Взгляд его прошелся по полотнам, которыми были увешаны стены мастерской.
— Не в том суть. На хлеб, дорогая моя, мы заработаем. В жестянщики подамся. В маляры возьмут, на худой конец. Конечно, государство большевистское не теленок… Это теленок, как на свет божий появится, так сразу — на ноги. Потерпеть можно. Но что, если при новой власти вообще живопись со счетов долой? Кому она нужна? Кто ее теперь сможет понять?
— Ты-то понимаешь? — Фаина улыбнулась своей мягкой, открытой улыбкой, такой знакомой, такой родной ему. — Даниэль, вспомни Шолом Алейхема. Ведь ты его маленький человечек. Ты такой, как тысячи других. Совсем недавно ты сбросил с себя рваную капоту и засаленную ермолку. Не мне тебе об этом говорить… Ты слишком легко от себя отказываешься.
Раздражение не затихало. Даниэль резко поднялся со стула. Еще купеческая дочка будет учить его уму-разуму, его, сына местечкового бедняка! Здесь, в Мирославле, в самой середке России, на берегу реки Оки предки Фаины свили себе гнездо еще в прошлом веке. Она общалась с передовыми людьми, была знакома с идеями народничества, легко шла на контакт с народом. В душе Даниэль понимал, что Фаина может многое дать, от нее есть чему поучиться.
— На нашей земле много таких, в ком красота пока еще спит, — ласково говорила женщина. — Разбуди ее…
— К черту! К черту эту пачкотню!
Фаина видела, что этот разговор ни к чему не приведет. Она встала со своей скамейки и, заглядывая Даниэлю в глаза снизу вверх, положила ладони ему на плечи.
— Завтракать, — приказала она просительно. — Я ведь пришла пригласить тебя к столу.
После завтрака Даниэль любил побродить между цветочными клумбами. Зной все-таки опалил лепестки роз. Невообразимые оттенки, цветовые гаммы были слизаны палящими лучами солнца. Даниэль наклонялся к цветам, пристально всматривался в лепестки, недовольно морщился.
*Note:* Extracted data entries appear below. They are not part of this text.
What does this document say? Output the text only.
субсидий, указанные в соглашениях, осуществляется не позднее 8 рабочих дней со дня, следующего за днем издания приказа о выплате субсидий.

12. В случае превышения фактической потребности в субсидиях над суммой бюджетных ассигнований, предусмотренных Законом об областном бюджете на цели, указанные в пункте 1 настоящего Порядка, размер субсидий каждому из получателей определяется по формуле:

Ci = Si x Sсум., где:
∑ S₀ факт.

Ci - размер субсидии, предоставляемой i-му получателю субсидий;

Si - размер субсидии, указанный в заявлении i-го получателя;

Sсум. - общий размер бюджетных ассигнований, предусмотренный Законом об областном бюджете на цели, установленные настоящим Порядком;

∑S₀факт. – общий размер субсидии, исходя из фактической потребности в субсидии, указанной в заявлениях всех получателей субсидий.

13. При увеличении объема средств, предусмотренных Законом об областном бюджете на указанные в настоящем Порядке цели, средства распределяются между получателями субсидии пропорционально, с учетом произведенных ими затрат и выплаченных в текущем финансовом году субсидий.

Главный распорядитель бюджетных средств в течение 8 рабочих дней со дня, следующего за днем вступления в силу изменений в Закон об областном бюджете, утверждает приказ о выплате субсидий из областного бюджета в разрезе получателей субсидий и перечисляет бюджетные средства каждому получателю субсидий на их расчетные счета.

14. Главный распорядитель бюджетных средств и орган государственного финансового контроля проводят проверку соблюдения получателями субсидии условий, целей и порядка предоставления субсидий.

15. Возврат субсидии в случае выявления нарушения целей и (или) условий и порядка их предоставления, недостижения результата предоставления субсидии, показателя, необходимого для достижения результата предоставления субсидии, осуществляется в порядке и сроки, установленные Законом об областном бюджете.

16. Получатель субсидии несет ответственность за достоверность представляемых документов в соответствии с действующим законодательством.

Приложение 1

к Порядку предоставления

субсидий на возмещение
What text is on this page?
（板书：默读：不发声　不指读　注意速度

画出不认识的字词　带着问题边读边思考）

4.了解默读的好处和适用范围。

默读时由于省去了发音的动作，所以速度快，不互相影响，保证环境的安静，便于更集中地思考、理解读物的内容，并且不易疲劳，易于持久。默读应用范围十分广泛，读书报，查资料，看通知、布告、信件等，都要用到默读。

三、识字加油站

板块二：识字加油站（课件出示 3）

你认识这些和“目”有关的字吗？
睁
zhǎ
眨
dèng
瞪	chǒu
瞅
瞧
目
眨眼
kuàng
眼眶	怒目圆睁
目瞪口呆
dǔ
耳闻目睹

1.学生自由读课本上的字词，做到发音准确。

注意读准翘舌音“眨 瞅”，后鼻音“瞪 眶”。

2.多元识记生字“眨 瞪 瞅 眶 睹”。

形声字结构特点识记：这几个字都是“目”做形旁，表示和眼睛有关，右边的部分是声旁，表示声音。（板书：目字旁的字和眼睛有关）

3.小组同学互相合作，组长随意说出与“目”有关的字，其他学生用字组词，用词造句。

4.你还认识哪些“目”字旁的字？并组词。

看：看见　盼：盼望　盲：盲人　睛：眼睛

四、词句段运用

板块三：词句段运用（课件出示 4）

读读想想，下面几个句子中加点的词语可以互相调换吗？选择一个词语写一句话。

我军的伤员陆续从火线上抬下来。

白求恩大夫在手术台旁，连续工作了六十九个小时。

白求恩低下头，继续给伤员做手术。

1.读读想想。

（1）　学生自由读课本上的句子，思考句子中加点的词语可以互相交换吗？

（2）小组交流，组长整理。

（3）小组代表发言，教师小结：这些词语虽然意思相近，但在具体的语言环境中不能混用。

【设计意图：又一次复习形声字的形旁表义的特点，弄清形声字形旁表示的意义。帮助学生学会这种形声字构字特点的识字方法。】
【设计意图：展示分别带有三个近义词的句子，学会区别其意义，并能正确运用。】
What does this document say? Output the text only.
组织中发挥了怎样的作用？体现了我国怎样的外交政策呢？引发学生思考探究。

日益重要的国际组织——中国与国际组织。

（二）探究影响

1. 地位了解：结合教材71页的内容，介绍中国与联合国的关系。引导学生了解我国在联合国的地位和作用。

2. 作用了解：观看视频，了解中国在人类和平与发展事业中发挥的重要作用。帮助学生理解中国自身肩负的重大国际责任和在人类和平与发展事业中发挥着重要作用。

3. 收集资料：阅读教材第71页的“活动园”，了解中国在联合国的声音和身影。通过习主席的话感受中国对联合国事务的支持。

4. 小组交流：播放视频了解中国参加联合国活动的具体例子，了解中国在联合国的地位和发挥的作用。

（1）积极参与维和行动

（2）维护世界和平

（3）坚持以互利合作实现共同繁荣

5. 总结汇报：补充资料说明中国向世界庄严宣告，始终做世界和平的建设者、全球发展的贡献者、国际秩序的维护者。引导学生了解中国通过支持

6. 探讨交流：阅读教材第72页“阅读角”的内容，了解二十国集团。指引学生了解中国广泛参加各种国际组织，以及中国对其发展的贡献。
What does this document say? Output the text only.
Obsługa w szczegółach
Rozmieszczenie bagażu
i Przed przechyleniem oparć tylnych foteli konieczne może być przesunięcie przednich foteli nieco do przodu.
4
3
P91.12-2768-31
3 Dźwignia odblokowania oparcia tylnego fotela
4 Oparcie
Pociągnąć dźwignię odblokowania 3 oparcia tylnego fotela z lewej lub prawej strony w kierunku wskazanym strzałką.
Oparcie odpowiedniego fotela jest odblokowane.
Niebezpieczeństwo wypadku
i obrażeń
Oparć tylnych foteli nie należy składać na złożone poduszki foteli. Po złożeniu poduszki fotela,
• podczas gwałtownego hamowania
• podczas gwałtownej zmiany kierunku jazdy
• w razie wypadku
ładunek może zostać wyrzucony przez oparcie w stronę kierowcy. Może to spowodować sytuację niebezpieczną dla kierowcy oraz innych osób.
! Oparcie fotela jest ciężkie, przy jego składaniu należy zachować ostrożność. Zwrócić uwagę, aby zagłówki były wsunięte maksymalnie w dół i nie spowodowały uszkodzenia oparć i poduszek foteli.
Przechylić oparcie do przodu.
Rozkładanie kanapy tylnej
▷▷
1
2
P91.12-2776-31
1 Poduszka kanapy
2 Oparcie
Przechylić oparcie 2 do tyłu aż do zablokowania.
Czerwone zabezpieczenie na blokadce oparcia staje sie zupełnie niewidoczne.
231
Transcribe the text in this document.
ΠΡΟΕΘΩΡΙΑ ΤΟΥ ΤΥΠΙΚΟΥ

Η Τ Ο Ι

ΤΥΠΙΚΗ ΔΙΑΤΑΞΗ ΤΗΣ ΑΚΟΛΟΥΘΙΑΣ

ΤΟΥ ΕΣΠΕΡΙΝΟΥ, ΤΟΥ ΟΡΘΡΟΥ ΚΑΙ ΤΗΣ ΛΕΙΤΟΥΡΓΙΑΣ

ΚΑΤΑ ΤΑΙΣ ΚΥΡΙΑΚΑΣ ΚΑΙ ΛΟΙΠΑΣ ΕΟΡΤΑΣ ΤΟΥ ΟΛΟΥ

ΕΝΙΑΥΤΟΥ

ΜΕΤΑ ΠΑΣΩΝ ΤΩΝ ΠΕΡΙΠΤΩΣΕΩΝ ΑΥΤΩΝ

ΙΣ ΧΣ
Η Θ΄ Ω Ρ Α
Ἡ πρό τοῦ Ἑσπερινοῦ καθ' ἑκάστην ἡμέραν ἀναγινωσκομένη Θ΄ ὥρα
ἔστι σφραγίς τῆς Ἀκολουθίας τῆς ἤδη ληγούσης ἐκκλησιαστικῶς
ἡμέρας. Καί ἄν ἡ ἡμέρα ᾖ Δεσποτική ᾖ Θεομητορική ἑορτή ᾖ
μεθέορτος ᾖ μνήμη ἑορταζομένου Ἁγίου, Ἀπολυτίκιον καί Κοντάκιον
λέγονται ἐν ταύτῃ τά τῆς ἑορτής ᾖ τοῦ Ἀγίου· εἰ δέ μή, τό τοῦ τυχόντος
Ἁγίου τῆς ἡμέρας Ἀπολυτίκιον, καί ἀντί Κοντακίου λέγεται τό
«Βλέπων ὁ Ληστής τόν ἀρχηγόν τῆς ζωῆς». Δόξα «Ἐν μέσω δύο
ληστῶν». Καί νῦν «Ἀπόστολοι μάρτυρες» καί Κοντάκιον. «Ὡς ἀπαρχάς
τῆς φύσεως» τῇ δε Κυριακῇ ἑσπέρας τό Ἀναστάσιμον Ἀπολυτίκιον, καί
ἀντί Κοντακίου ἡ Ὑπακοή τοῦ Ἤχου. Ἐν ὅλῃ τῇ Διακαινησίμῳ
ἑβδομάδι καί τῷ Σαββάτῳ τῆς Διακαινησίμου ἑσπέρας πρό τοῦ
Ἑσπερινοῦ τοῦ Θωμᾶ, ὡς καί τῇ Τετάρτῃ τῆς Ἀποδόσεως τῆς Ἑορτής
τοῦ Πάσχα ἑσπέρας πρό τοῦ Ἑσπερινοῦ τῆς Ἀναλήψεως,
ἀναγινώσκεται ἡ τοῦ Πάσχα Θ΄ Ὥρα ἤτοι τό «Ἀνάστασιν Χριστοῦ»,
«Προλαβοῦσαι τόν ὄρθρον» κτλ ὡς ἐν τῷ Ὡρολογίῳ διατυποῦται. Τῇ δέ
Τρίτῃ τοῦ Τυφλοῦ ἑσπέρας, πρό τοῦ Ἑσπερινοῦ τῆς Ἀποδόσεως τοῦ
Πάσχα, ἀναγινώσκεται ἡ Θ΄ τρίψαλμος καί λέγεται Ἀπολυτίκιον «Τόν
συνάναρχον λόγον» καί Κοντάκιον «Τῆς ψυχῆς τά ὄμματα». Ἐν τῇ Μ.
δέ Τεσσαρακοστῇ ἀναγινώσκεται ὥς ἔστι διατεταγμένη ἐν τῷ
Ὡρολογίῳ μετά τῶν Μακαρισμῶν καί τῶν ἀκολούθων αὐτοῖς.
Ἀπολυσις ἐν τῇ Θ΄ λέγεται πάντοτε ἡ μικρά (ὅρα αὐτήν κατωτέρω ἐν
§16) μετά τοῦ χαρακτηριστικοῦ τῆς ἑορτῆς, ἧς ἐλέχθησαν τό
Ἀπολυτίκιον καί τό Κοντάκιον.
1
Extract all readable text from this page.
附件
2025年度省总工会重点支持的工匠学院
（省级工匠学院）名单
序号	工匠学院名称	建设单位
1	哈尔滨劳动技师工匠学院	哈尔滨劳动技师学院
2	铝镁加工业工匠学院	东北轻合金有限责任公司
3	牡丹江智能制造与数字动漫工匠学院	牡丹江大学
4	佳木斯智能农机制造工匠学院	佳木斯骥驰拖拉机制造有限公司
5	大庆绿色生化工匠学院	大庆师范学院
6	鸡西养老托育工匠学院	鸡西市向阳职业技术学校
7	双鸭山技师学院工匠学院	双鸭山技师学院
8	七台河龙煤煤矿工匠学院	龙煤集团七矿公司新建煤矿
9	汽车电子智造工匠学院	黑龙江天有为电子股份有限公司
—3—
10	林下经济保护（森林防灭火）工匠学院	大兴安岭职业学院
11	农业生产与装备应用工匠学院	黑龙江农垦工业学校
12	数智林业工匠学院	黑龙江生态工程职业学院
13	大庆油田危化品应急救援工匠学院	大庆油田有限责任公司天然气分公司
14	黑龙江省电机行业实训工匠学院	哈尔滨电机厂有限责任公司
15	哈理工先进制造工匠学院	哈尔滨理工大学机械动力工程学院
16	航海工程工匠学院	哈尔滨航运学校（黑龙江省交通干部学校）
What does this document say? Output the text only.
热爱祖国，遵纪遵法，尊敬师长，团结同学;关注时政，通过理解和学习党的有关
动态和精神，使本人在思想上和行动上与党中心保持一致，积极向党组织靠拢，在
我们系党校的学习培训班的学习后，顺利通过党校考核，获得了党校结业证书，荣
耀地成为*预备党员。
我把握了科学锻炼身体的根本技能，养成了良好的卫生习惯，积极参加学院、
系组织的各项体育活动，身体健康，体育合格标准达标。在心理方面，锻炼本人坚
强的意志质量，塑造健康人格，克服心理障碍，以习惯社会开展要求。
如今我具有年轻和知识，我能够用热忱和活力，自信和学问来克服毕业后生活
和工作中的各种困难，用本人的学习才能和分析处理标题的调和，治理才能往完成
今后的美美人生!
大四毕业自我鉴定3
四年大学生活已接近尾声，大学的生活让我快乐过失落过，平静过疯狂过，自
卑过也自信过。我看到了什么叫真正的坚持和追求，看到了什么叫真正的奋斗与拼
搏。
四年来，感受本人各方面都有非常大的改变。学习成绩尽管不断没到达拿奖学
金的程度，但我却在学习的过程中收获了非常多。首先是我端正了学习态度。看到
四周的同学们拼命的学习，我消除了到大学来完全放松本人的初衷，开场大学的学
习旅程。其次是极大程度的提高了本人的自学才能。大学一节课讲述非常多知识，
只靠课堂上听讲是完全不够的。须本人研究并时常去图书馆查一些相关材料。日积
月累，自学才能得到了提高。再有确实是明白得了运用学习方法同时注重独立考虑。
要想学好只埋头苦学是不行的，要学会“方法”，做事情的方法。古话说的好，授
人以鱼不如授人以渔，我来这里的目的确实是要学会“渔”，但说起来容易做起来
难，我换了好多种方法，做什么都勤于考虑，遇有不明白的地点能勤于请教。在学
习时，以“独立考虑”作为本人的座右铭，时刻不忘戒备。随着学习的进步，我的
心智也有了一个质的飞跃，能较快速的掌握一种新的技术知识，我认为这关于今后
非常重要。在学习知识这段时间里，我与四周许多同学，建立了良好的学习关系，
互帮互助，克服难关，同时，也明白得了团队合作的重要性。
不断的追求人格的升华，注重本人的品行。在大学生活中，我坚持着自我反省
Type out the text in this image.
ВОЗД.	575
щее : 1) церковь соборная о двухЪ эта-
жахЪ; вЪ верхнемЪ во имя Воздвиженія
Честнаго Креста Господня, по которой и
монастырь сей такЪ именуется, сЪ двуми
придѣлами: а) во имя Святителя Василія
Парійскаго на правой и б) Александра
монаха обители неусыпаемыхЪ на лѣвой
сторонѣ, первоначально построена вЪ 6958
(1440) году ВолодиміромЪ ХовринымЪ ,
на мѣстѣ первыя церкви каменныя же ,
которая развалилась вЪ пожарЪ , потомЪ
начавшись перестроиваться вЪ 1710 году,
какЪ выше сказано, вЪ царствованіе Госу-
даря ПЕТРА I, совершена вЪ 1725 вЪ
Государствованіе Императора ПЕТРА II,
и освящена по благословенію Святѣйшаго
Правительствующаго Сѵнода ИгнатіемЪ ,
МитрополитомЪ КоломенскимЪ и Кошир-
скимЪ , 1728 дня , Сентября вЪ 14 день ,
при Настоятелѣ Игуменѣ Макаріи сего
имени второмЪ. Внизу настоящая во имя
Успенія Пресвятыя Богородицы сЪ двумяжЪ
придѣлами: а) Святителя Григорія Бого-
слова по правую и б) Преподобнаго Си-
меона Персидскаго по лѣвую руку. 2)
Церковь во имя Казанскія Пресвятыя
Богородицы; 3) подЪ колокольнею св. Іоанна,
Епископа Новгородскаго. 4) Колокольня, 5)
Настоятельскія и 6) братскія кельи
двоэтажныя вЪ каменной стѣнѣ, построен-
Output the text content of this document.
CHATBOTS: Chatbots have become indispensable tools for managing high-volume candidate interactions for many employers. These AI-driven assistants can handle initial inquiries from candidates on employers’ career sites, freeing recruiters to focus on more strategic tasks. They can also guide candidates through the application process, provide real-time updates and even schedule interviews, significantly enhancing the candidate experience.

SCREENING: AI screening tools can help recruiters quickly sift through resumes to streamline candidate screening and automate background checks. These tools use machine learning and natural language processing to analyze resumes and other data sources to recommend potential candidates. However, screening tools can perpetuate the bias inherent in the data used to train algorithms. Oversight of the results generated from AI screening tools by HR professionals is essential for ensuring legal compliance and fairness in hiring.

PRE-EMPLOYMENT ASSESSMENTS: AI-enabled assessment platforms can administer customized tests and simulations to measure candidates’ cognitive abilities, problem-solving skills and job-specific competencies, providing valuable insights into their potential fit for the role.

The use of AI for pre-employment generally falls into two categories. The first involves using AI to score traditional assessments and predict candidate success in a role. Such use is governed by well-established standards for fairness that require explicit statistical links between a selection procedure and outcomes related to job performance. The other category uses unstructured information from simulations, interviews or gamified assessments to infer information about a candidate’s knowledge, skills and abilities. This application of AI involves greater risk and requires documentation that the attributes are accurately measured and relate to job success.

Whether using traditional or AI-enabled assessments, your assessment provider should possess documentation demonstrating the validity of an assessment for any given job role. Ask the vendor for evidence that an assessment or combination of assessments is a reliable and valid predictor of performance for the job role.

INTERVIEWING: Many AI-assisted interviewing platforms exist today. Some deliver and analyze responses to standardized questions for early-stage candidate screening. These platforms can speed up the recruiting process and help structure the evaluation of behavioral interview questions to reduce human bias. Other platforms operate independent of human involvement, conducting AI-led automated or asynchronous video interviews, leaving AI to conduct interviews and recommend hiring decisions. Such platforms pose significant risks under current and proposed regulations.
Одни лишь циннии стояли свежо и гордо, смело подставляя свои головки солнцу. Но сейчас и они не радовали взор художника.
— Ты бы прилег, — посоветовала ему Фаина, появившись на крыльце с полотенцем через плечо.
— Розы-то, розы ведь гибнут.
— Ничего не поделаешь. Мы с мамой и так поливаем их без конца. Каждый день по три ушата.
Даниэль бросил взгляд на ушастую посудину возле сарая. Сквозь ее щели просачивалась вода. Он шагнул к сараю и, присев возле кадушки, потрогал обручи. В нем никогда не утихала страсть мастерового. Долго, с наслаждением, с приятным упрямством возился он с кадкой, но, когда закончил свою работу, с удивлением обнаружил, что и рукам, и душе требуется новое дело. Чувство ненужности, которое он испытывал в последнее время, утомило, опустошило его. Возня по хозяйству, жажда дела, умение работать — все это утешало его, говорило об обратном: он еще пригодится.